In the article, Richard writes:

The tax gap has three parts. The first is tax avoidance, which I estimate to be about £25bn a year. This arises from the exploitation of loopholes in UK tax law and between UK tax law and that of other states – especially tax havens. The second part is tax evasion – that is breaking the law. I estimate this to be £70bn a year. HM Revenue & Customs claims it is much less, but their methodology for estimating anything but VAT evasion is very weak. Last, there is unpaid and late-paid tax – currently evaluated by HMRC to be at least £26bn.

Put these figures together and they come to more than £120bn. Enough, at least in principle, to close the whole current government deficit.

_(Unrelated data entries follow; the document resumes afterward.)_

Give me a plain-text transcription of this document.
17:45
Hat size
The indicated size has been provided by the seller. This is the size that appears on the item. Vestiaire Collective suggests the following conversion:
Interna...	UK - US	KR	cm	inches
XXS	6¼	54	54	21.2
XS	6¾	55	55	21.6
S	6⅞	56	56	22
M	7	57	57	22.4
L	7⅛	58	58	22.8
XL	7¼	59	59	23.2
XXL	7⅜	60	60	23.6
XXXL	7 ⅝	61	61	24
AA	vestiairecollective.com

Of course, no one will ever collect all tax theoretically owed – that's just not possible. Serious measures could be taken to tackle the tax gap, and yet there is no evidence that the coalition government is adopting any.

And the news has just got worse. Within 48 hours of that article being penned, it was revealed in the Mail on Sunday that the coalition government was cutting 20% of of the staff from the High Net Worth Unit – created in 2009 to achieve greater tax enforcement from the wealthy.

Tax avoidance and evasion are mostly carried out by the super-rich and big business. The appointment of billionaire tax dodger Philip Green to investigate public spending last week probably means the deficit crisis will continue to be plugged by the poorest rather than those who can afford to pay.